During the height of the fighting, as many as 40,000 people from 120 countries showed up to join in, according to the United Nations. There is no comprehensive U.S. statistic on Americans among those foreign fighters; a 2018 report by George Washington University’s Program on Extremism found at least 64 who had joined jihadist fighting in Iraq and Syria since 2011.

Since IS’s defeat, some foreign members and their families have lingered in detention facilities in Syria because their countries refused to take them back. Other accused foreign fighters have returned to their countries, including some who were prosecuted.

Recent U.S. cases include a Kansas mother who led an all-female IS battalion, a Minnesota man who served in a battalion that prepared foreign fighters for suicide attacks in Europe, and a Detroit-area convicted this week of training with and then spending more than two years with the group.
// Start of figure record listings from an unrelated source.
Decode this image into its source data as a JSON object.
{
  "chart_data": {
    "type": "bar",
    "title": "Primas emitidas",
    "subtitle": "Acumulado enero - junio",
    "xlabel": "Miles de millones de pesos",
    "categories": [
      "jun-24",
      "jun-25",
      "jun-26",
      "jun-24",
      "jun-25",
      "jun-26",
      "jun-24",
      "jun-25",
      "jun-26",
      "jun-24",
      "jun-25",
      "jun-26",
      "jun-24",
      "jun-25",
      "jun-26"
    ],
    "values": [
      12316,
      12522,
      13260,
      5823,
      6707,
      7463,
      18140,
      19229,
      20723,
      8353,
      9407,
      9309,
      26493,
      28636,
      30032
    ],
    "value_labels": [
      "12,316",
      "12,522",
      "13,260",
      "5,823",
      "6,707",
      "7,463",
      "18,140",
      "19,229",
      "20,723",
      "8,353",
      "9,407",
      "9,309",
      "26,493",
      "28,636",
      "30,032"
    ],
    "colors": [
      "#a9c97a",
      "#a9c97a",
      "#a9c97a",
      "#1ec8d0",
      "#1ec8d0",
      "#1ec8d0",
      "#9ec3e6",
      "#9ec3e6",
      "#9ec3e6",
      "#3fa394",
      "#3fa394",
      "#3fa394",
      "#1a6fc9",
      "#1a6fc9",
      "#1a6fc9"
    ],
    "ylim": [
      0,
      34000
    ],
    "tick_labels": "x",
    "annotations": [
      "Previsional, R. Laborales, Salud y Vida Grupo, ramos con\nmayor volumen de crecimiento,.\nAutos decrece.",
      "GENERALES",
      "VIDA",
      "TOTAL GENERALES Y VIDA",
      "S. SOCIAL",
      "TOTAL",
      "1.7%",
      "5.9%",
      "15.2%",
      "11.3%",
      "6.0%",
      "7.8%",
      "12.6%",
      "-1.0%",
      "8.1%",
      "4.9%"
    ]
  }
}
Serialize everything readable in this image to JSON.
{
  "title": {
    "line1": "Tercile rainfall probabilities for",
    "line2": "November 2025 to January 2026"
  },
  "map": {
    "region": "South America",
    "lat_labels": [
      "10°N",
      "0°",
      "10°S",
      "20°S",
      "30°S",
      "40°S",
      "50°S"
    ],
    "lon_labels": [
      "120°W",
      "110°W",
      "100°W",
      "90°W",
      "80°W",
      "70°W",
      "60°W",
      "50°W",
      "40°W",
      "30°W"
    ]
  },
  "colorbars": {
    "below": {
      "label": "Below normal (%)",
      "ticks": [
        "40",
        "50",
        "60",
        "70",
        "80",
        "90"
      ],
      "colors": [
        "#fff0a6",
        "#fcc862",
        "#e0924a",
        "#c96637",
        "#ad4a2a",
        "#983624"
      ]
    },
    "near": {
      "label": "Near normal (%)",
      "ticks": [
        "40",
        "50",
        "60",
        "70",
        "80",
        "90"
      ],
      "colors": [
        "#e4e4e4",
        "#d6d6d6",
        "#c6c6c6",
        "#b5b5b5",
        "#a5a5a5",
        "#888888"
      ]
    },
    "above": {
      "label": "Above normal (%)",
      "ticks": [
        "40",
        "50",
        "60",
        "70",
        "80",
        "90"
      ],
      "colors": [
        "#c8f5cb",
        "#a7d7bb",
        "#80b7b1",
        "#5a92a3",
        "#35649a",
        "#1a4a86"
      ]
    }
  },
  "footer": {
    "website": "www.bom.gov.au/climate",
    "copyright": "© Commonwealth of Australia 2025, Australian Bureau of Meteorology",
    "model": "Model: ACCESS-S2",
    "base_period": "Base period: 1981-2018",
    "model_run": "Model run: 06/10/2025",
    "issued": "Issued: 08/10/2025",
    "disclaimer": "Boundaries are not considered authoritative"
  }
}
Born in Kazakhstan, Asainov is a naturalized U.S. citizen. He lived in Brooklyn starting in 1998, married and had a child.

Then he flew to Istanbul on a one-way ticket in December 2013 and made his way to Syria to join what he later described in a message as “the worst terrorist organization in the world that has ever existed,” authorities say.

“You heard of ISIS,” he said in another text message in January 2015, according to prosecutors’ court filings. “We will get you.”

By that April, Asainov told an acquaintance — in fact, a government informant — that he’d been fighting in Syria for about a year, according to court papers. They say that in various exchanges, he urged the informant to come to Syria and help with IS’s media operations, asked for $2,800 to buy a rifle scope, and sent photos of himself with fatigues and rifle, saying he “didn’t mean to show off” but was showing what was “just normal” in his new life.

Authorities announced in July 2019 that U.S.-backed forces in Syria had captured Asainov and turned him over to the FBI.

He faces charges that include providing material support to a U.S.-designated foreign terrorist organization. If convicted, he could be sentenced to life in prison.